I wonder if he's speaking for Kiwibank or the banking sector at large. If the NZ banking sector is in the "business of managing risk", then why is 70% of their business focused on issuing mortgages? Alongside Australia, this is unparalleled globally. Furthermore, more than a few credible people would say that the housing bubble is out of control or putting the whole economy at risk in NZ. I haven't heard any reasonable response from the NZ banking sector to explain why that isn't the case.

The issue in my view has been a lack of diversity in revenue streams overall and not just within loans/liquidity. How many banks generate significant revenue from non-credit products and services? (e.g. Payment mechanism, Portfolio management, Advisory services etc.)

Given NZers don't want to pay for any banking (bank fees, ew), hard to see how that diversification is possible. Paying for advice? Ask brokers how their model would work if their customer had to (directly) pay them

Easy money on the way up and a case of we haven’t really thought about going wrong, on the way down. NZ and Australia are diffrunt we were fine in the GFC - 10% drop was it.....If there was a problem no worries, we’ll just steal our customers deposits. There won’t be a run on the banks because they won’t know until we’ve nicked it!

Good interview.

No talk about compressed bank margins in low rate environments? We have seen that in Japan and Europe banks are hesitant about lending in such environments because the risk (i.e bad debts) need to be exceedingly low for such deals to be profitable. Banks have not been spared economic strife elsewhere.
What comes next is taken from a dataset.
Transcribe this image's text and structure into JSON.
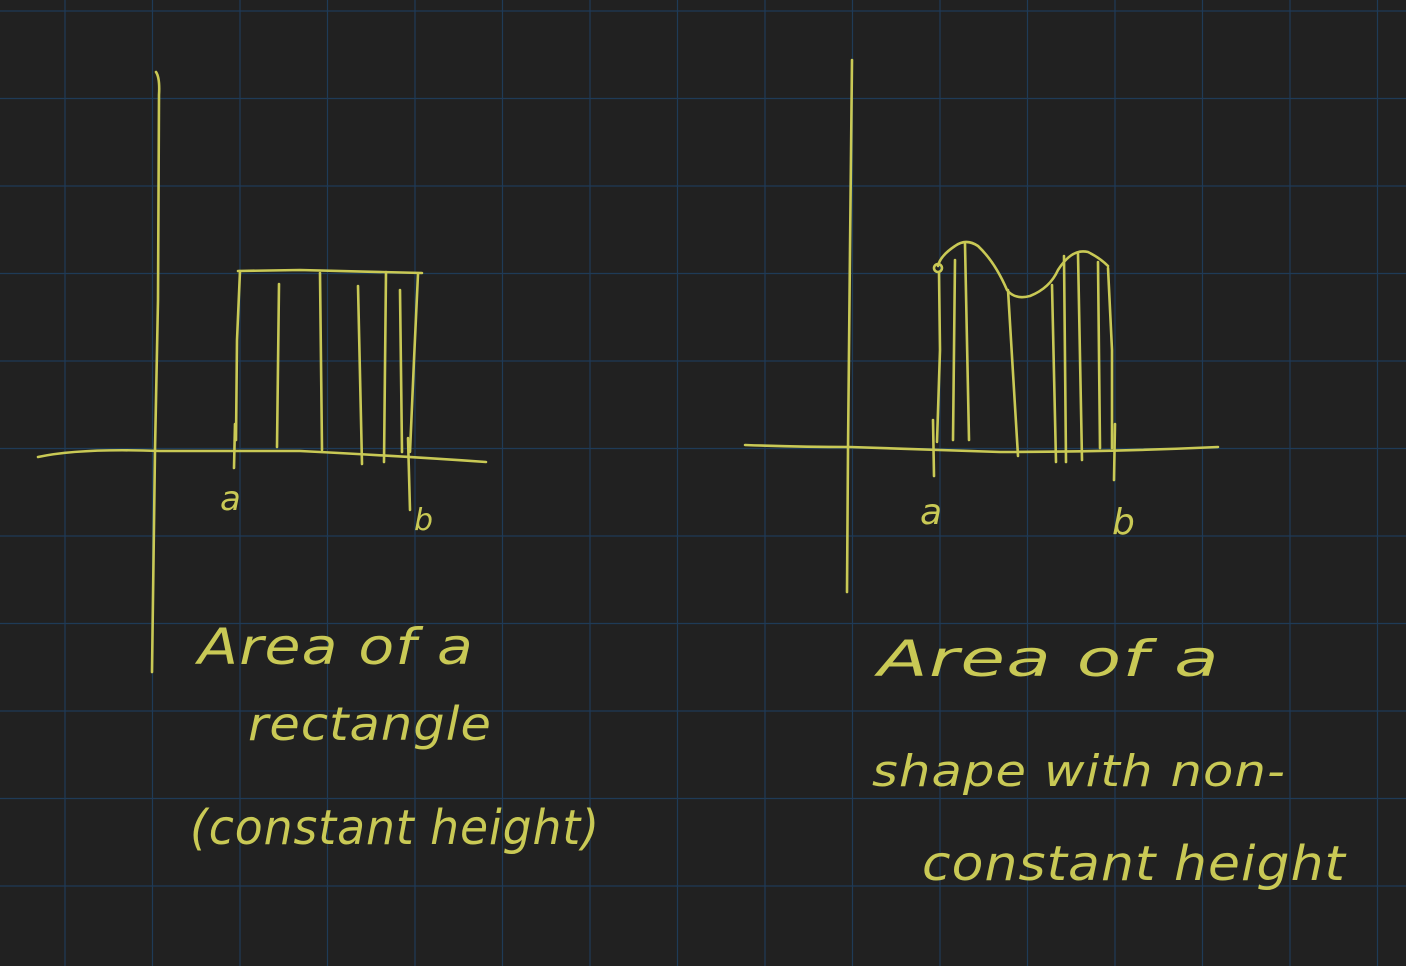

This govt gets the Welfare of the World Award for 2020. Let's do this!

No Banks in NZ actually bet as much and as high as ANZ/JK/Zollner/blue team.. about any Govt. actions to 'stabilise RE industries' & rosy Outlook when dealing with China 'restarted economy'.. (none of them expect the 2021, worldwide blowback towards China).. but what do you expect? same as NZHerald, you only need to dig shallow.. to find who's backing this A/blue bank. That's why the rest of NZ banks including Rabo, blowing different trumpet sounds not as much about 'selling lands' & put all business deal in one China basket. Remember those blue team during JK & the rest, their personal/family business affiliations, 'investment visits', JLR cases etc. - NZ wake up, there's another non-A/blue band out there! - you've been warned ;-)

I read this twice and gave up. Can anyone translate it into English?

No problem. 'We are doomed'

"Donot make fun him in front his back".